Workplaces? Young want 'places to work'

Workplaces with row of desks as we know them today will eventually become redundant, says research from real estate firm CBRE.

Shifts in attitudes towards work will be accompanied by significant changes in the way workplaces are planned - in particular, younger employees say they will need to support staff health and well-being, said the report, which was released last October.

It interviewed 220 experts, business leaders and young people from the Asia-Pacific, Europe and North America, and focused on a vision of the workplace in 2030.

Young people said they envisioned the workplace of the future as one with "a wide variety of quiet retreat and collaborative settings", and the flexibility to choose a setting that best suited their work at that particular moment.

This is called activity-based working, which is about "places to work" rather than "work places".

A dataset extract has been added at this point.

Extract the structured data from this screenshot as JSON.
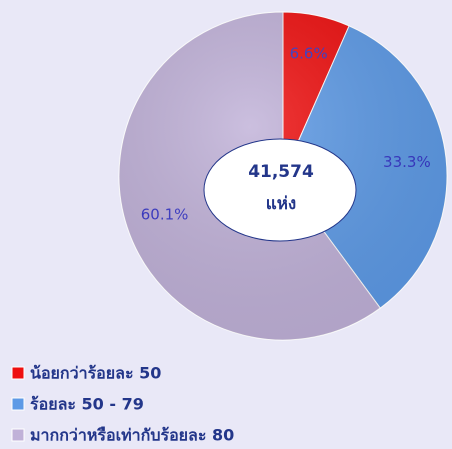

According to the report, young workers in Singapore see the future workplace "more like a shopping mall", where employees will be able to "pick and choose places (to work) that represent not only functionally what you want to do, but also that represent what kind of person you are".

As people get more accustomed to working in multiple places within the office, they will also feel more freedom to work that way outside the corporate workplace, the report noted.

There are already an increasing number of knowledge workers who now work in coffee shops and other public places, as well as in co-working spaces.

"Corporations will need to decide to what degree they will let their staff work outside the corporate 'boundary' in these places, or alternatively to what degree these models need to be replicated within their own workplaces," CBRE said.